Citizens march for water
Hundreds join in 800-kilometer march to demand the government declare access to clean water a human right.
Several hundred protesters marched 800 kilometers (500 miles) to Lima from the northern highland city of Cajamarca, the center of unrest over a contentious mining project, to demand that the government guarantee access to clean and safe water for the country’s citizens.
Marco Arana, former priest and head of the Land and Liberty Movement, and one of the organizers of the Feb. 1-10 march, said one of the demonstrators’ demands was for the government to amend the constitution to declare water a human right and ban mining in riverheads and near glaciers as well as the use of mercury and cyanide in these operations.
The two chemicals are used to extract minerals, particularly gold, from ore.
“The state should guarantee access to clean drinking water to all its citizens,” Arana told newspaper La República.
José de Echave, member of the nongovernmental environmental organization CooperAccion, said that the march helped bring the issue into public discussion and that it is “important for any sustainable development strategy.”

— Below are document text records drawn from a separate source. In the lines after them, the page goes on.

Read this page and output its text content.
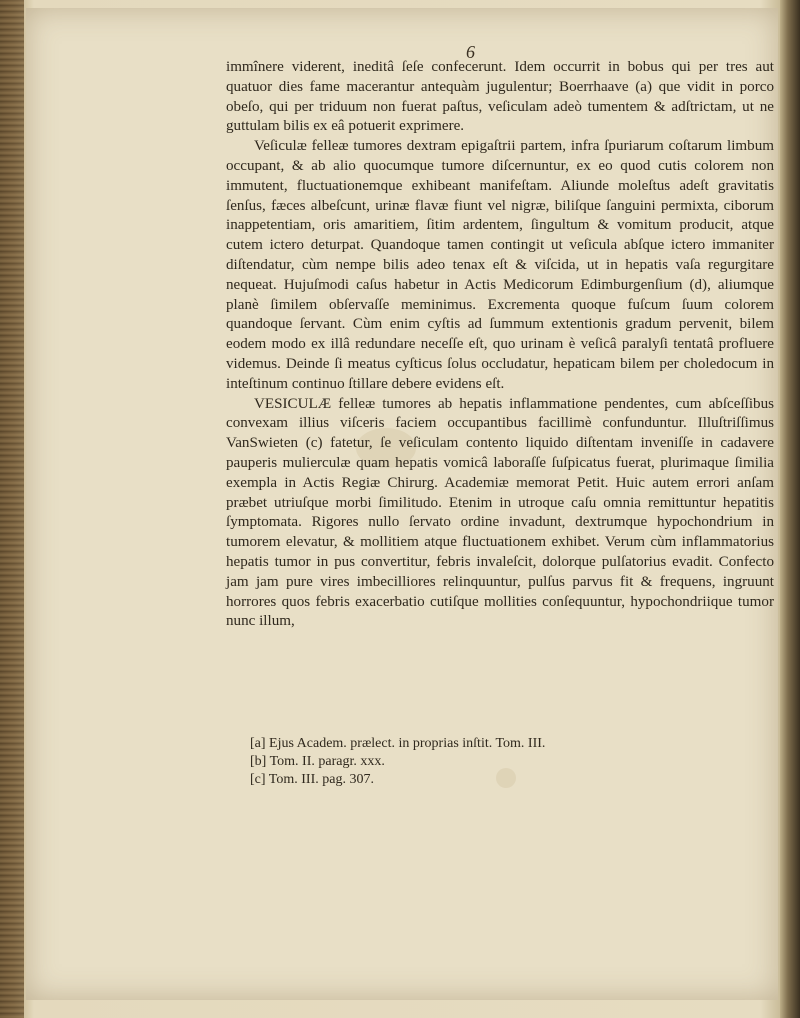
6

immînere viderent, ineditâ ſeſe confecerunt. Idem occurrit in bobus qui per tres aut quatuor dies fame macerantur antequàm jugulentur; Boerrhaave (a) que vidit in porco obeſo, qui per triduum non fuerat paſtus, veſiculam adeò tumentem & adſtrictam, ut ne guttulam bilis ex eâ potuerit exprimere.

Veſiculæ felleæ tumores dextram epigaſtrii partem, infra ſpuriarum coſtarum limbum occupant, & ab alio quocumque tumore diſcernuntur, ex eo quod cutis colorem non immutent, fluctuationemque exhibeant manifeſtam. Aliunde moleſtus adeſt gravitatis ſenſus, fæces albeſcunt, urinæ flavæ fiunt vel nigræ, biliſque ſanguini permixta, ciborum inappetentiam, oris amaritiem, ſitim ardentem, ſingultum & vomitum producit, atque cutem ictero deturpat. Quandoque tamen contingit ut veſicula abſque ictero immaniter diſtendatur, cùm nempe bilis adeo tenax eſt & viſcida, ut in hepatis vaſa regurgitare nequeat. Hujuſmodi caſus habetur in Actis Medicorum Edimburgenſium (d), aliumque planè ſimilem obſervaſſe meminimus. Excrementa quoque fuſcum ſuum colorem quandoque ſervant. Cùm enim cyſtis ad ſummum extentionis gradum pervenit, bilem eodem modo ex illâ redundare neceſſe eſt, quo urinam è veſicâ paralyſi tentatâ profluere videmus. Deinde ſi meatus cyſticus ſolus occludatur, hepaticam bilem per choledocum in inteſtinum continuo ſtillare debere evidens eſt.

VESICULÆ felleæ tumores ab hepatis inflammatione pendentes, cum abſceſſibus convexam illius viſceris faciem occupantibus facillimè confunduntur. Illuſtriſſimus VanSwieten (c) fatetur, ſe veſiculam contento liquido diſtentam inveniſſe in cadavere pauperis mulierculæ quam hepatis vomicâ laboraſſe ſuſpicatus fuerat, plurimaque ſimilia exempla in Actis Regiæ Chirurg. Academiæ memorat Petit. Huic autem errori anſam præbet utriuſque morbi ſimilitudo. Etenim in utroque caſu omnia remittuntur hepatitis ſymptomata. Rigores nullo ſervato ordine invadunt, dextrumque hypochondrium in tumorem elevatur, & mollitiem atque fluctuationem exhibet. Verum cùm inflammatorius hepatis tumor in pus convertitur, febris invaleſcit, dolorque pulſatorius evadit. Confecto jam jam pure vires imbecilliores relinquuntur, pulſus parvus fit & frequens, ingruunt horrores quos febris exacerbatio cutiſque mollities conſequuntur, hypochondriique tumor nunc illum,

[a] Ejus Academ. prælect. in proprias inſtit. Tom. III.
[b] Tom. II. paragr. xxx.
[c] Tom. III. pag. 307.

Gregorio Santos, president of the Cajamarca region, said that the march is bringing more visibility to risks in mining. Cajamarca is home to Minera Yanacocha, owned by US company Newmont Mining, Peru’s Buenaventura and the International Finance Corporation, and which operates one of the world’s largest gold mines.
The local population has been protesting the Conga, a massive, proposed gold-copper project, citing threats to local water resources, since the company plans using four lagoons that the populations depend on. The company proposed building the communities new lagoons, but the residents argued that these artificial water bodies wouldn’t have the irreplaceable ecosystem of the natural one.
The government had hastily approved the project’s environmental impact study, but a review of an evaluation made in November by the Ministry of Environment showed large omissions, such as an assessment of the potential impact on water resources. President Ollanta Humala defended the project, even though during his campaign he vowed to put water rights ahead of extractive industry.
The project has been stalled as a result of protests and dispute, and Humala’s first Cabinet resigned, which “will go down in history as the first mining conflict that in Peru and Latin America brought down an entire Cabinet and meant a shift in the government’s political orientation,” said de Echave. —Latinamerica Press.